The timeline for CRE professionals returning to the office varies significantly. About 38.2% of respondents said that re-entry had either already occurred or would occur in the future, at a time not defined by a major holiday. 

By tracking write-ins, Bisnow found that 10.8% said they were already back in the office in some capacity, and many indicated that they either never left or had re-entry in May or June, after many of the initial lockdown periods ended.

Another 20.5% said that most employees would be back in the office by Labor Day. A total of 36.3% said that they expected most people to be back before then. Only 4.9% said they expected to return to the office between Labor Day and Thanksgiving.

For several respondents, the timeline will largely depend on guidance from health professionals. 

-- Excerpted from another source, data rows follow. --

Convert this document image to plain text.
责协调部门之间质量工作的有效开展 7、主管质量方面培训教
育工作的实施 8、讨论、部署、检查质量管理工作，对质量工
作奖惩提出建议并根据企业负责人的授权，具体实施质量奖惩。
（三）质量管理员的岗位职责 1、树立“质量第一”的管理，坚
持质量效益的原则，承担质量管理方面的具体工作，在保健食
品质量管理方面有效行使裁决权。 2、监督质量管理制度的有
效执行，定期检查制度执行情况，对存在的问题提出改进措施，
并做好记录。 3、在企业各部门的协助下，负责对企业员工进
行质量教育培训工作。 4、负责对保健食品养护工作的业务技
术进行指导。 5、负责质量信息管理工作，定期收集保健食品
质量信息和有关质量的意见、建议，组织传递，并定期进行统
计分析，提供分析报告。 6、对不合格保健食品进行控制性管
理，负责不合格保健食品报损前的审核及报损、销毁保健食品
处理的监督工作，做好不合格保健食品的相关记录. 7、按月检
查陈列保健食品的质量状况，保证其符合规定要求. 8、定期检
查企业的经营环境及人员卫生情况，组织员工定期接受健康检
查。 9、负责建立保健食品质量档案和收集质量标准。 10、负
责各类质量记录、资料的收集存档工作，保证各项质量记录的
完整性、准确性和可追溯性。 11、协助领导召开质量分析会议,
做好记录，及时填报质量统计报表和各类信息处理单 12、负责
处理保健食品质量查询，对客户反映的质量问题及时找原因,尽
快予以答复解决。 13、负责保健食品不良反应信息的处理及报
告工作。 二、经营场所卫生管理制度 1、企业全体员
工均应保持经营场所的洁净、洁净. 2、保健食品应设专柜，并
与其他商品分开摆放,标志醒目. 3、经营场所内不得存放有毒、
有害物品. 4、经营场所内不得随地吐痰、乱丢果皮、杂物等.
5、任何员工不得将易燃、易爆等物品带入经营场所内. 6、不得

“There is no timeline at the moment. It will be based on science at the appropriate time, and everyone will have return options depending on what makes them feel the most comfortable,” a survey respondent wrote.

When asked if they had any hesitations in returning to the office, respondents had the ability to select multiple options. The largest share, or 42.3%, said they had no hesitations in returning to the office. Another 41.5% said they were concerned about losing the flexibility of working from home, and 32.9% said they didn’t feel safe returning to the office until all or most of their colleagues or building occupants have been vaccinated.

The largest shares of survey respondents were based in Washington, D.C., (14.4%), New York City (11.3%), Atlanta (10.4%), Boston (9.4%) and Chicago (8%).